En allant voir la batterie de marine du Point-du-Jour, j'entre dans le jardin de Gavarni, que je trouve éventré par des tranchées, percées de trous ronds, au fond desquels sont enfouis des obus qui n'ont pas éclaté. Un garde national, armé d'un pic et escorté de sa femme, ployant sous le poids d'un grand sac, déterre un obus, qui a disparu dans la terre gelée. Pauvre jardin! Le chalet du marchand de tripes a son toit percé d'un obus, qui semble avoir mis intérieurement en capilolade la fragile construction. Le petit vallon vert montre ses derniers sapins couchés sur le flanc, et sa voûte enguirlandée de lierre,--son _salon des fraîcheurs_, ainsi que l'appelait Gavarni, a été converti en casemate, d'où sort un tuyau de poêle.
Je reprends la route de Versailles. Des maisons à jour. Au n° 222, un obus traversant la boutique d'un nommé Praisidial--un joli nom de révolutionnaire, au théâtre--a éclaté dans une pièce où l'on vous montre l'endroit où il a coupé la tête d'un homme, comme avec un couteau. En face, sur une maison croulée à terre, un toit s'est abaissé, tout semblable à une toile goudronnée, jetée sur un entresol qu'on bâtit.
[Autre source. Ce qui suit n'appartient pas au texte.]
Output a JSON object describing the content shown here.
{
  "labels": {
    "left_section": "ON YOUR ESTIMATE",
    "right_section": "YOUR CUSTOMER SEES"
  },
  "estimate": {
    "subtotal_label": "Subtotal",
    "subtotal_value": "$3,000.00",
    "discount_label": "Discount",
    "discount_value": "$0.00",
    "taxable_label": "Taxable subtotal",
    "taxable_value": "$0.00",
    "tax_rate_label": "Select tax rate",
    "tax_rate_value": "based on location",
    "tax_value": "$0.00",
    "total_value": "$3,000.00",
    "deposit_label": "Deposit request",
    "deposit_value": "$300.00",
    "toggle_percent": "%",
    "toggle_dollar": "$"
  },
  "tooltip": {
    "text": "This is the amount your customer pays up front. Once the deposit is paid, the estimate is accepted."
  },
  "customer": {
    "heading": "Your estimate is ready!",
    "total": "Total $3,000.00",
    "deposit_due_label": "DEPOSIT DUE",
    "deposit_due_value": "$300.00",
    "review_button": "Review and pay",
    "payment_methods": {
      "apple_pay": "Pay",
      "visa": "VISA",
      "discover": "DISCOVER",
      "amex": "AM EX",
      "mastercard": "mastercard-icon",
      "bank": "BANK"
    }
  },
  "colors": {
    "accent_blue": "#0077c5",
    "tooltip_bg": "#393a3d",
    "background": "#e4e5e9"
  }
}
Mais rien n'est comparable, comme destruction, à ce coin du chemin de ronde, qui porte le nom de boulevard Murat. Là ce ne sont plus des maisons. Ce sont des pans de mur, des morceaux de façade, où colle encore un bout d'escalier, des débris, où reste, on ne sait comment, suspendue en l'air, une fenêtre sans carreaux, des éboulements informes de brique, de moellons, d'ardoises: de la bouillie de maisons, fouettée au milieu d'une grande tache de sang, autour d'un paquet de cheveux,--le sang d'un mobile, qui avait mis, là, culotte bas.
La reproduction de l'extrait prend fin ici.